The Clarity Act is indeed very detailed and sets out a framework for joint supervision by the SEC and CFTC. Digital commodities take into account the different characteristics of both virtual securities and physical commodities, and indeed require the joint supervision of the two to be handled.
Conclusion
The Clarity Act is an important part of U.S. crypto regulation. It basically defines core issues such as tokens and public chains, clarifies the definition of digital commodities, and the rest are naturally assets, such as NFTs, stablecoins, and tokenized assets (RWA).

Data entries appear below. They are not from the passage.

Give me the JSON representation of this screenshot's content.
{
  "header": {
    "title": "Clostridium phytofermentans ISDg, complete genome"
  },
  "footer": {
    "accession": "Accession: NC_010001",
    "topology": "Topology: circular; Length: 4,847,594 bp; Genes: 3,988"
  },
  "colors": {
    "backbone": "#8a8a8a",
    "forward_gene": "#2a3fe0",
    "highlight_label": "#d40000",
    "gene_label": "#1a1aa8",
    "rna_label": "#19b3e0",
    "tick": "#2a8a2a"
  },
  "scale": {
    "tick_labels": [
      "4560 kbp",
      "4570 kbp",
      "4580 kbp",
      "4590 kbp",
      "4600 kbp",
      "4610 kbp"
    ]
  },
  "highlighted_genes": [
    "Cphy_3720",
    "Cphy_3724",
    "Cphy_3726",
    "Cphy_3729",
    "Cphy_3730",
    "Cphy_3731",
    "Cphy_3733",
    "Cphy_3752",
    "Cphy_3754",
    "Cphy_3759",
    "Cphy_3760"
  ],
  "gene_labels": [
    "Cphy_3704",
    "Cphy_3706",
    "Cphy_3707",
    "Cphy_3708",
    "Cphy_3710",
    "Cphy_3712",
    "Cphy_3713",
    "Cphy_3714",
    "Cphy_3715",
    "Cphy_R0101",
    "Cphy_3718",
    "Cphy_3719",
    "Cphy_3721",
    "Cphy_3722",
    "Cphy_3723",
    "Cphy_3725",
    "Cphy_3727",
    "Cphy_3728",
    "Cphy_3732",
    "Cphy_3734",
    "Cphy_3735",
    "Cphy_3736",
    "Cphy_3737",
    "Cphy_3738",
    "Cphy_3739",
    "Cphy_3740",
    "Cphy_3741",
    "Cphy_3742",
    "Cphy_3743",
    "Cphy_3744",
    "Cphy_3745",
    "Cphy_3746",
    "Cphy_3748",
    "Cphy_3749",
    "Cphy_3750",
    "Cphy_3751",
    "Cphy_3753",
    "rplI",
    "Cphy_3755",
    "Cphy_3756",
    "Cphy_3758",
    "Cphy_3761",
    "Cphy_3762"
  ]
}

However, the operation of DeFi is still in a gray area. Although the Clarity Act has amended the definition of the Securities Act, DeFi is too important. Just like the Securities Act, the crypto market also needs a dedicated DeFi Act, rather than being squeezed together with stablecoins, public chains, and tokens.
This is not asking for too much. As the US crypto regulatory framework is being built, the Tornado Cash case is still ongoing, and the fate of Roman Storm, one of the co-founders, will become a touchstone for judicial-forced legislation.